Fig. 7. A_2AR suppresses the cytoskeletal polarization of CTL.

a Percentage of in vitro CL4 CTL with a uropod ± 1 µM CGS-21680 ± SEM. N = 4 independent experiments, 220/648 T cells analyzed. Representative images of CL4 T cells (labeled with ‘T’) in a field with Renca APC treated ± 1 µM CGS-21680. Arrows indicate uropods. Scale bar = 5 µm. b Frequency of CL4 T cells that form a tight cell couple upon contact with a Renca APC incubated with 2 µg/ml K^dHA peptide ± SEM. N = 2 independent experiments, 68/234 T cells analyzed. c, d Imaging of the interaction between in vitro CL4 CTL with K^dHA-pulsed Renca tumor cell targets treated with NECA ±1.25 μM A2aR antagonist ZM 241385. c Percentage of cell couples with translocation (1-way ANOVA) ±SEM. N = 28-132 cell couples per condition over ≥2 experiments.

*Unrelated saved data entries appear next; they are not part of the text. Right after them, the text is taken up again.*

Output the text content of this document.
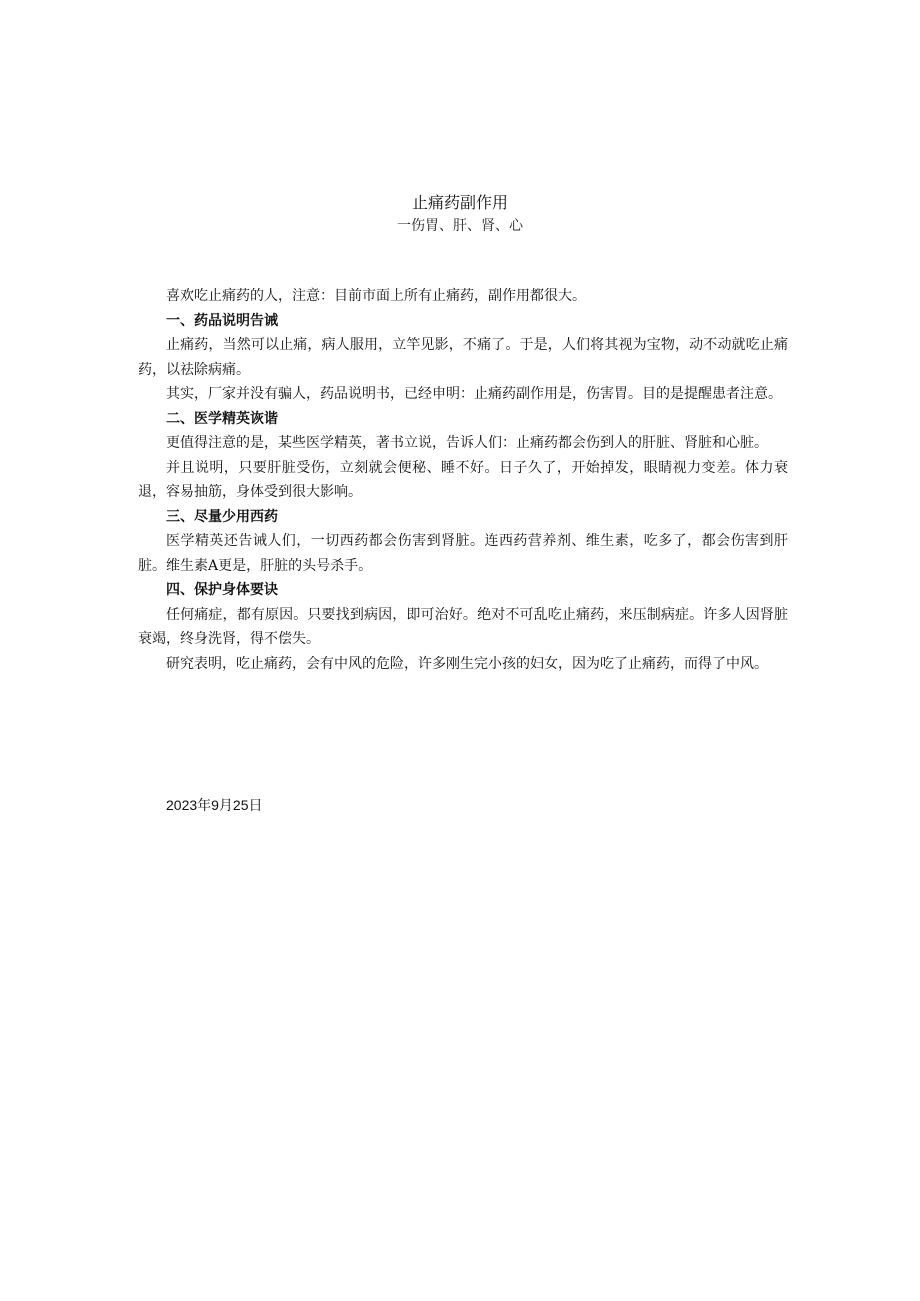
止痛药副作用
一伤胃、肝、肾、心

喜欢吃止痛药的人，注意：目前市面上所有止痛药，副作用都很大。

一、药品说明告诫

止痛药，当然可以止痛，病人服用，立竿见影，不痛了。于是，人们将其视为宝物，动不动就吃止痛药，以祛除病痛。

其实，厂家并没有骗人，药品说明书，已经申明：止痛药副作用是，伤害胃。目的是提醒患者注意。

二、医学精英诙谐

更值得注意的是，某些医学精英，著书立说，告诉人们：止痛药都会伤到人的肝脏、肾脏和心脏。

并且说明，只要肝脏受伤，立刻就会便秘、睡不好。日子久了，开始掉发，眼睛视力变差。体力衰退，容易抽筋，身体受到很大影响。

三、尽量少用西药

医学精英还告诫人们，一切西药都会伤害到肾脏。连西药营养剂、维生素，吃多了，都会伤害到肝脏。维生素A更是，肝脏的头号杀手。

四、保护身体要诀

任何痛症，都有原因。只要找到病因，即可治好。绝对不可乱吃止痛药，来压制病症。许多人因肾脏衰竭，终身洗肾，得不偿失。

研究表明，吃止痛药，会有中风的危险，许多刚生完小孩的妇女，因为吃了止痛药，而得了中风。

2023年9月25日
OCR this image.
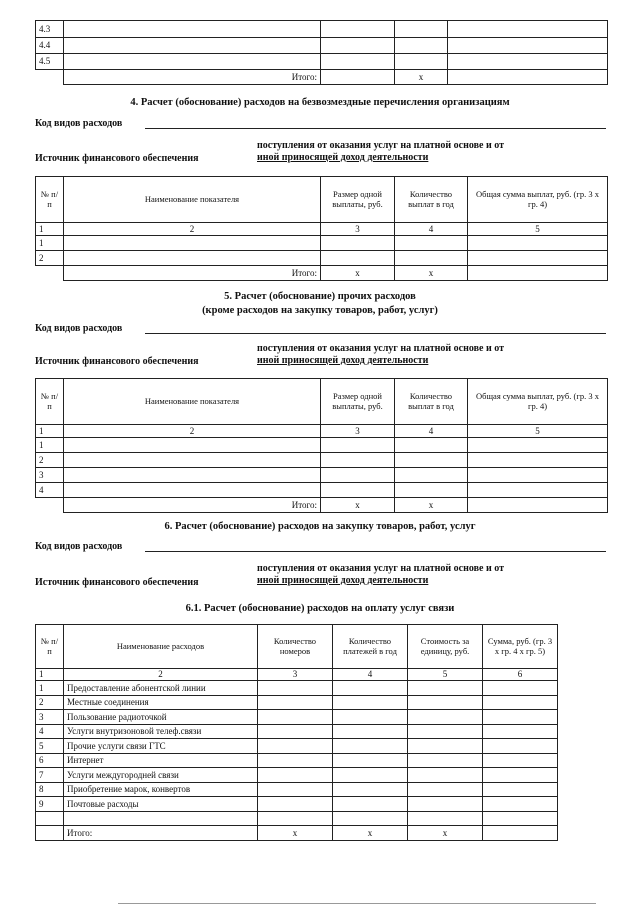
4.3				
4.4				
4.5				
	Итого:		x	
4. Расчет (обоснование) расходов на безвозмездные перечисления организациям
Код видов расходов
поступления от оказания услуг на платной основе и от
иной приносящей доход деятельности
Источник финансового обеспечения
№ п/п	Наименование показателя	Размер одной выплаты, руб.	Количество выплат в год	Общая сумма выплат, руб. (гр. 3 x гр. 4)
1	2	3	4	5
1				
2				
	Итого:	x	x	
5. Расчет (обоснование) прочих расходов
(кроме расходов на закупку товаров, работ, услуг)
Код видов расходов
поступления от оказания услуг на платной основе и от
иной приносящей доход деятельности
Источник финансового обеспечения
№ п/п	Наименование показателя	Размер одной выплаты, руб.	Количество выплат в год	Общая сумма выплат, руб. (гр. 3 x гр. 4)
1	2	3	4	5
1				
2				
3				
4				
	Итого:	x	x	
6. Расчет (обоснование) расходов на закупку товаров, работ, услуг
Код видов расходов
поступления от оказания услуг на платной основе и от
иной приносящей доход деятельности
Источник финансового обеспечения
6.1. Расчет (обоснование) расходов на оплату услуг связи
№ п/п	Наименование расходов	Количество номеров	Количество платежей в год	Стоимость за единицу, руб.	Сумма, руб. (гр. 3 x гр. 4 x гр. 5)
1	2	3	4	5	6
1	Предоставление абонентской линии				
2	Местные соединения				
3	Пользование радиоточкой				
4	Услуги внутризоновой телеф.связи				
5	Прочие услуги связи ГТС				
6	Интернет				
7	Услуги междугородней связи				
8	Приобретение марок, конвертов				
9	Почтовые расходы				

	Итого:	x	x	x	
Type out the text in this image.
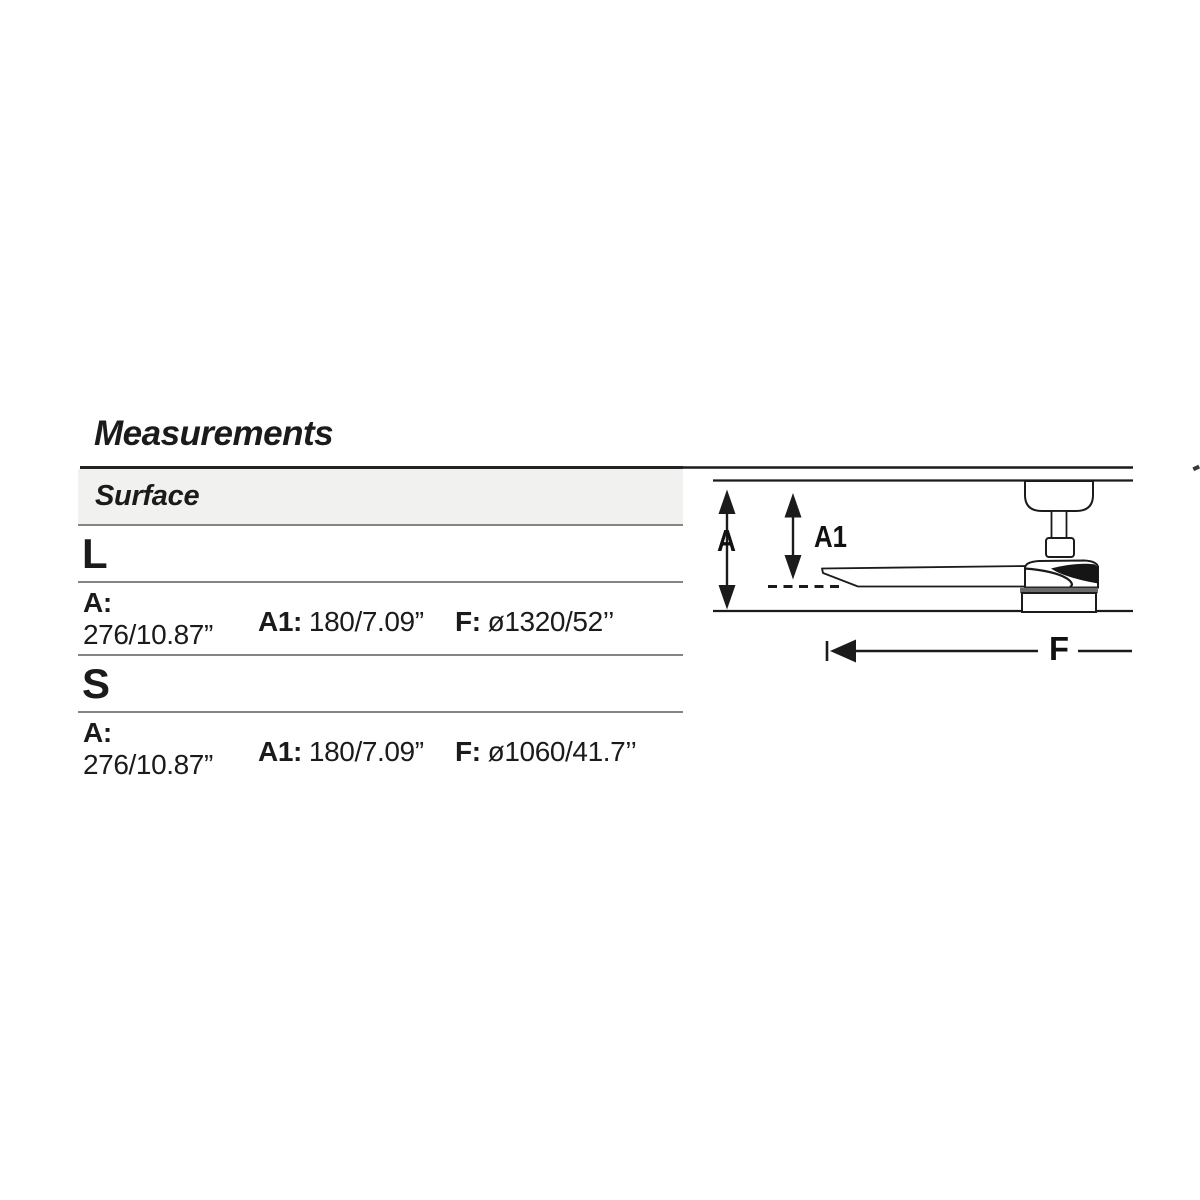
Measurements
Surface
L
A:
276/10.87”	A1: 180/7.09”	F: ø1320/52’’
S
A:
276/10.87”	A1: 180/7.09”	F: ø1060/41.7’’
A	A1
F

Alternate analysis of pooled data by proportion’s z-test yields p < 0.001 for all comparisons between NECA only-treated and control or ZM 241385-treated samples. d Time until the formation of first off-interface lamella (Kaplan–Meier survival analysis (Log Rank)). P < 0.01 all comparisons. e In vitro CL4 CTL interacted with RencaHA cells incubated with 2 µg/ml K^dHA peptide ± 1 µM CGS-21680. The ratio of Fura-2 emissions at 510 nm upon excitation at 340 nm over 380 nm is given relative to time of tight cell coupling as the mean ± SEM. N = 2 independent experiments, 13/42 T cells analyzed. f CL4 T cells were primed in vitro using anti-CD3/CD28 mAb. NECA ± 1.25 µM ZM 241385 were added at 0 h and ³H-thymidine for the last 8 h of cell culture. Proliferation was quantified by ³H-thymidine incorporation (cpm) and is given as the mean ± SEM (N = 3 experiments). Source data are provided in Supplementary Data 6 (all but the calcium data) and Supplementary Data 7 (calcium data).